Any advice or something to point out with the www.conf ?

Best Answer

First, you really should ask yourself the question: Is 250 req / second something your site really should be able to handle? That is a LOT of requests for a page. Quite frankly, I think 250req/s maxing your CPU is normal given what you have -- a virtualized system.

pm.max_children = 150

You probably kept on raising this because you keep on getting error saying you're maxed out on children. But you're actually shooting yourself in the foot when you raise this beyond what your system can handle. It's better to NOT accept a next request it can't handle than to accept. Increasing this not only thins out your system, you create more resource requirements as well as more overhead. And when that explodes to a size your system can no longer handle, it creates signs like freezing.
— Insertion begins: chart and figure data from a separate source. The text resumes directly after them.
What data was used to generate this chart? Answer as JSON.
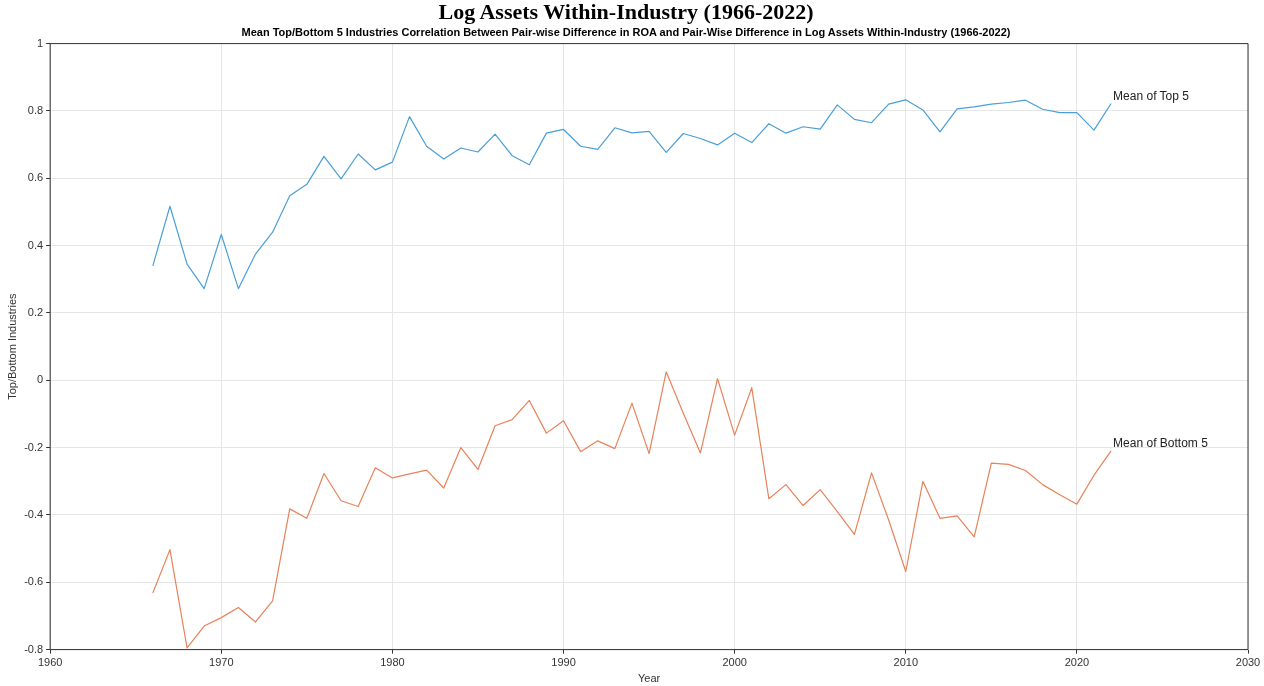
{
  "chart_data": {
    "type": "line",
    "title": "Log Assets Within-Industry (1966-2022)",
    "subtitle": "Mean Top/Bottom 5 Industries Correlation Between Pair-wise Difference in ROA and Pair-Wise Difference in Log Assets Within-Industry (1966-2022)",
    "xlabel": "Year",
    "ylabel": "Top/Bottom Industries",
    "x": [
      1966,
      1967,
      1968,
      1969,
      1970,
      1971,
      1972,
      1973,
      1974,
      1975,
      1976,
      1977,
      1978,
      1979,
      1980,
      1981,
      1982,
      1983,
      1984,
      1985,
      1986,
      1987,
      1988,
      1989,
      1990,
      1991,
      1992,
      1993,
      1994,
      1995,
      1996,
      1997,
      1998,
      1999,
      2000,
      2001,
      2002,
      2003,
      2004,
      2005,
      2006,
      2007,
      2008,
      2009,
      2010,
      2011,
      2012,
      2013,
      2014,
      2015,
      2016,
      2017,
      2018,
      2019,
      2020,
      2021,
      2022
    ],
    "series": [
      {
        "name": "Mean of Top 5",
        "color": "#4a9fd8",
        "values": [
          0.34,
          0.517,
          0.345,
          0.272,
          0.433,
          0.272,
          0.375,
          0.44,
          0.548,
          0.582,
          0.665,
          0.598,
          0.672,
          0.625,
          0.648,
          0.783,
          0.695,
          0.657,
          0.69,
          0.678,
          0.731,
          0.667,
          0.64,
          0.734,
          0.745,
          0.695,
          0.686,
          0.75,
          0.735,
          0.739,
          0.677,
          0.733,
          0.718,
          0.699,
          0.734,
          0.706,
          0.762,
          0.734,
          0.753,
          0.746,
          0.818,
          0.775,
          0.765,
          0.82,
          0.833,
          0.803,
          0.738,
          0.806,
          0.812,
          0.82,
          0.825,
          0.832,
          0.805,
          0.795,
          0.795,
          0.743,
          0.822
        ]
      },
      {
        "name": "Mean of Bottom 5",
        "color": "#e8825a",
        "values": [
          -0.632,
          -0.503,
          -0.795,
          -0.73,
          -0.705,
          -0.675,
          -0.718,
          -0.655,
          -0.382,
          -0.41,
          -0.277,
          -0.358,
          -0.375,
          -0.26,
          -0.29,
          -0.278,
          -0.267,
          -0.32,
          -0.2,
          -0.265,
          -0.135,
          -0.117,
          -0.06,
          -0.157,
          -0.12,
          -0.212,
          -0.18,
          -0.203,
          -0.068,
          -0.218,
          0.025,
          -0.098,
          -0.216,
          0.005,
          -0.163,
          -0.022,
          -0.352,
          -0.31,
          -0.372,
          -0.325,
          -0.39,
          -0.458,
          -0.275,
          -0.415,
          -0.568,
          -0.3,
          -0.41,
          -0.403,
          -0.465,
          -0.246,
          -0.25,
          -0.268,
          -0.31,
          -0.34,
          -0.368,
          -0.282,
          -0.21
        ]
      }
    ],
    "xlim": [
      1960,
      2030
    ],
    "xticks": [
      1960,
      1970,
      1980,
      1990,
      2000,
      2010,
      2020,
      2030
    ],
    "ylim": [
      -0.8,
      1
    ],
    "yticks": [
      -0.8,
      -0.6,
      -0.4,
      -0.2,
      0,
      0.2,
      0.4,
      0.6,
      0.8,
      1
    ],
    "grid": true,
    "legend": false,
    "marker": "none",
    "line_style": "solid"
  }
}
I don't know exactly what your VPS is giving you (and you'll never know since it's not static as it depends on other users in the node), but I would personally say that anything above 20 for your specified system is a not realistic setting.

You should also adjust start/min/max spare accordingly as having then greater than max children makes no sense. Or you can just not worry about it and set to pm = static.